The quoted passage is a bit exaggerated, but the gist is right, at least for a segment of scientists. The main driving force was anti-theism, the Big Bang cosmology looked uncomfortably close to the Biblical creation, and Lemaître's vocation as a Catholic priest did not help, see e.g. Keating's book Losing the Nobel Prize:
"Lemaître's model... upset the millennia-old orthodoxy of an eternal, unchanging cosmos. It clearly implied that everything had been smaller and denser in the past, and that the universe must itself have had a birth at a finite time in the past... Many atheist scientists were repulsed by the Big Bang's creationist overtones. According to Hoyle, it was cosmic chutzpah of the worst kind: "The reason why scientists like the 'big bang' is because they are overshadowed by the Book of Genesis." In contrast, the Steady State model was the rightful heir to the Copernican principle. It combined the banality of space with humanity's mediocrity in time.

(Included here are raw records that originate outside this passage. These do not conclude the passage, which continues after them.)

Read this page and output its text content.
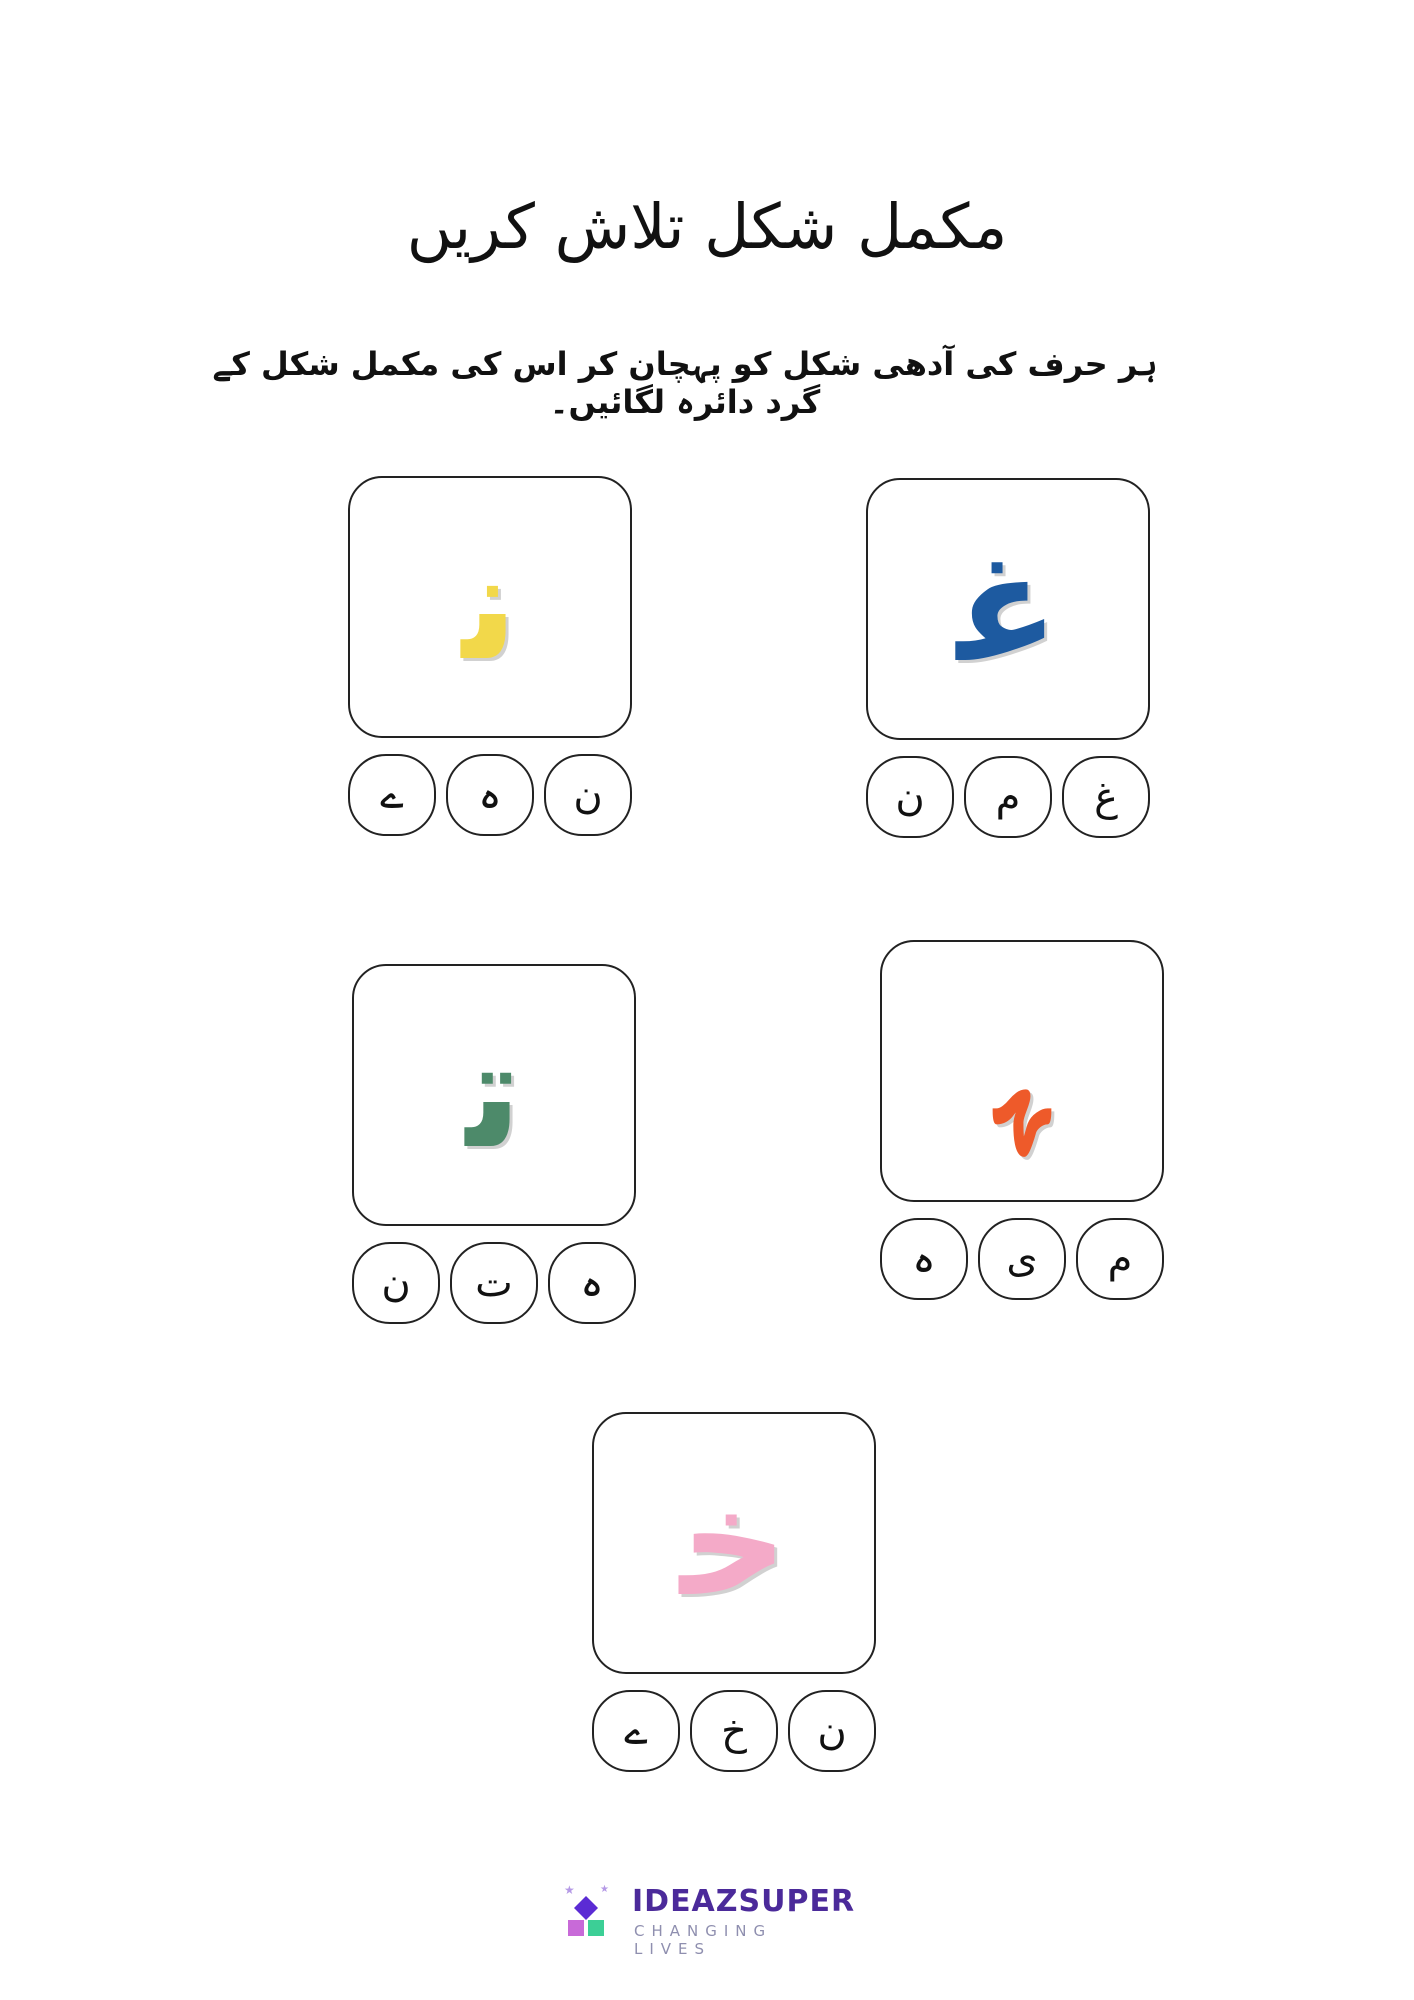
مکمل شکل تلاش کریں
ہر حرف کی آدھی شکل کو پہچان کر اس کی مکمل شکل کے گرد دائرہ لگائیں۔
ﻧ
ن
ہ
ے
ﻏ
غ
م
ن
ﺗ
ہ
ت
ن
ﮩ
م
ی
ہ
ﺧ
ن
خ
ے
★	★ IDEAZSUPER
CHANGING LIVES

Thanks to Hoyle, humanity had humility."
The steady state model of Bondi-Gold-Hoyle (1948), with its perpetual creation of new matter, "sure as hell didn't look like the creation narrative in Genesis 1:1". And of the three it was Hoyle who brought the narrative to the masses, jokingly nicknaming Lemaître's primeval atom "Big Bang", and mocking it on the radio, see NYT obituaries:
"In a series of popular radio talks in Britain in the 1940's, he coined ''big bang'' to ridicule the rival concept of an explosive origin of the universe, but the term is now widely used and the explosion theory is generally accepted. In recent years Sir Fred joined those arguing for a universe that -- while eternal -- expands and contracts."

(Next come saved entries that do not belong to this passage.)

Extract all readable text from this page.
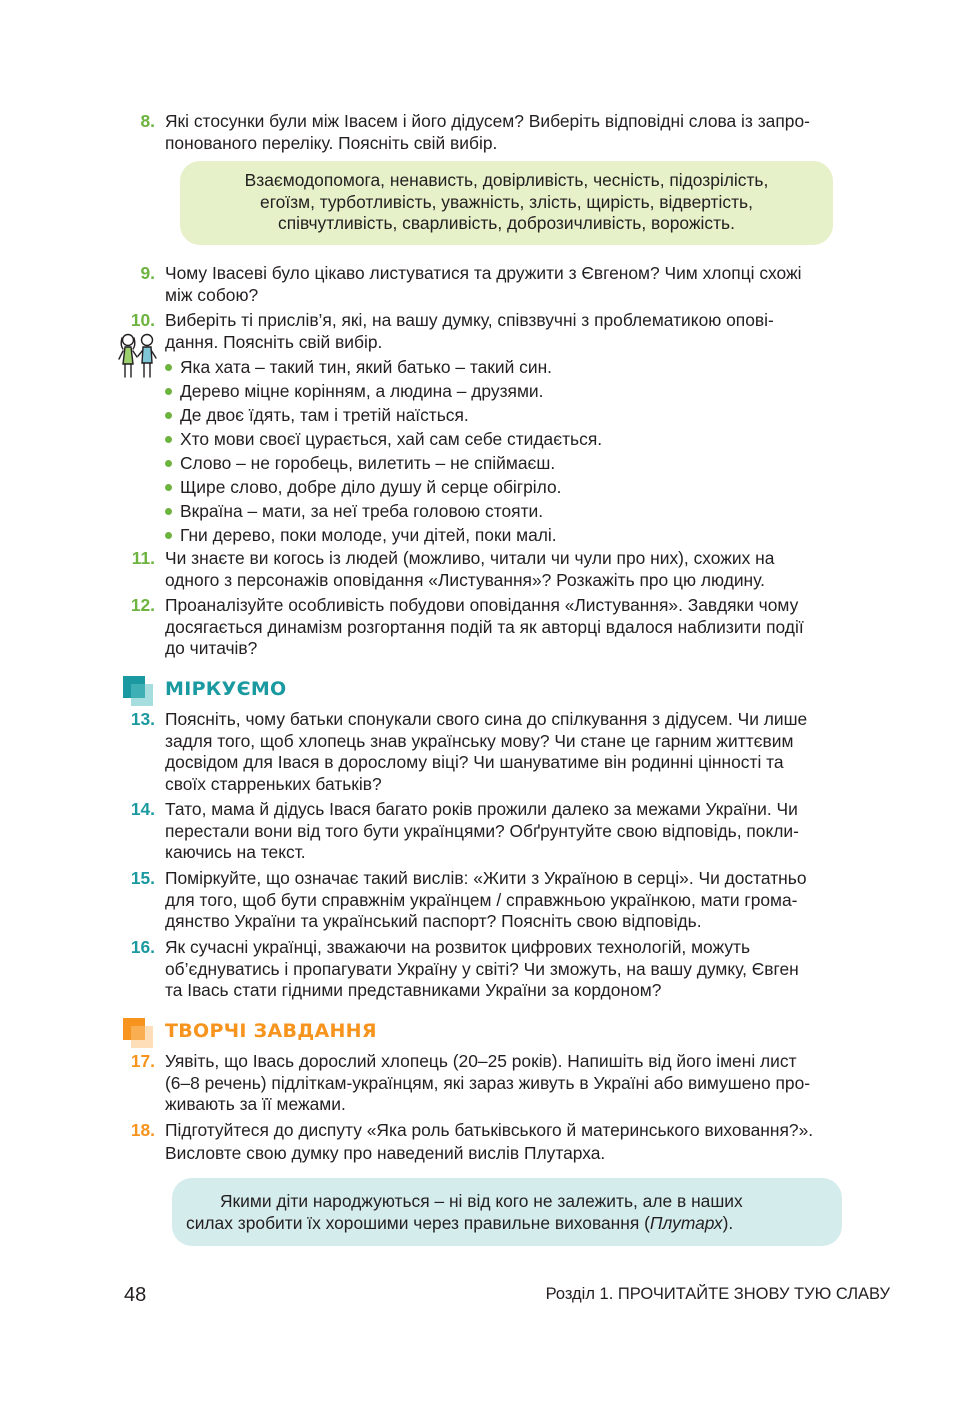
8. Які стосунки були між Івасем і його дідусем? Виберіть відповідні слова із запро-
понованого переліку. Поясніть свій вибір.
Взаємодопомога, ненависть, довірливість, чесність, підозрілість,
егоїзм, турботливість, уважність, злість, щирість, відвертість,
співчутливість, сварливість, доброзичливість, ворожість.
9. Чому Івасеві було цікаво листуватися та дружити з Євгеном? Чим хлопці схожі
між собою?
10. Виберіть ті прислів’я, які, на вашу думку, співзвучні з проблематикою опові-
дання. Поясніть свій вибір.
Яка хата – такий тин, який батько – такий син.
Дерево міцне корінням, а людина – друзями.
Де двоє їдять, там і третій наїсться.
Хто мови своєї цурається, хай сам себе стидається.
Слово – не горобець, вилетить – не спіймаєш.
Щире слово, добре діло душу й серце обігріло.
Вкраїна – мати, за неї треба головою стояти.
Гни дерево, поки молоде, учи дітей, поки малі.
11. Чи знаєте ви когось із людей (можливо, читали чи чули про них), схожих на
одного з персонажів оповідання «Листування»? Розкажіть про цю людину.
12. Проаналізуйте особливість побудови оповідання «Листування». Завдяки чому
досягається динамізм розгортання подій та як авторці вдалося наблизити події
до читачів?
МІРКУЄМО
13. Поясніть, чому батьки спонукали свого сина до спілкування з дідусем. Чи лише
задля того, щоб хлопець знав українську мову? Чи стане це гарним життєвим
досвідом для Івася в дорослому віці? Чи шануватиме він родинні цінності та
своїх старреньких батьків?
14. Тато, мама й дідусь Івася багато років прожили далеко за межами України. Чи
перестали вони від того бути українцями? Обґрунтуйте свою відповідь, покли-
каючись на текст.
15. Поміркуйте, що означає такий вислів: «Жити з Україною в серці». Чи достатньо
для того, щоб бути справжнім українцем / справжньою українкою, мати грома-
дянство України та український паспорт? Поясніть свою відповідь.
16. Як сучасні українці, зважаючи на розвиток цифрових технологій, можуть
об’єднуватись і пропагувати Україну у світі? Чи зможуть, на вашу думку, Євген
та Івась стати гідними представниками України за кордоном?
ТВОРЧІ ЗАВДАННЯ
17. Уявіть, що Івась дорослий хлопець (20–25 років). Напишіть від його імені лист
(6–8 речень) підліткам-українцям, які зараз живуть в Україні або вимушено про-
живають за її межами.
18. Підготуйтеся до диспуту «Яка роль батьківського й материнського виховання?».
Висловте свою думку про наведений вислів Плутарха.
Якими діти народжуються – ні від кого не залежить, але в наших
силах зробити їх хорошими через правильне виховання (Плутарх).
48	Розділ 1. ПРОЧИТАЙТЕ ЗНОВУ ТУЮ СЛАВУ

Of course, pop-sci politics was not the sole source of Hoyle's success, he really was a superb astronomer and cosmologist. The publication in 1957 (with Fowler and Burbidges) of a realisitic scenario of how the heavy elements formed in star's interiors under the steady state model, which also explained the prevalence of light elements, contributed to the popularity of the model aside from its pop-sci fame. In 1958 Hoyle was appointed to the Plumian professor of astronomy chair, previously held by Eddington, among others. There is more discussion and references in SEP, Cosmology and Theology:
"Hoyle referred to big-bang cosmology as “a form of religious fundamentalism” (Hoyle 1994, 413)... It was widely assumed in the 1950s that the steady-state universe was contrary to theism or at least made God superfluous as a creator of the cosmos. After all, how can God have created a universe which has existed in an infinity of time? According to the astronomer, science popularizer and non-believer Carl Sagan, “this is one conceivable finding of science that could disprove a Creator—because an infinitely old universe would never have been created” (1997, 265)."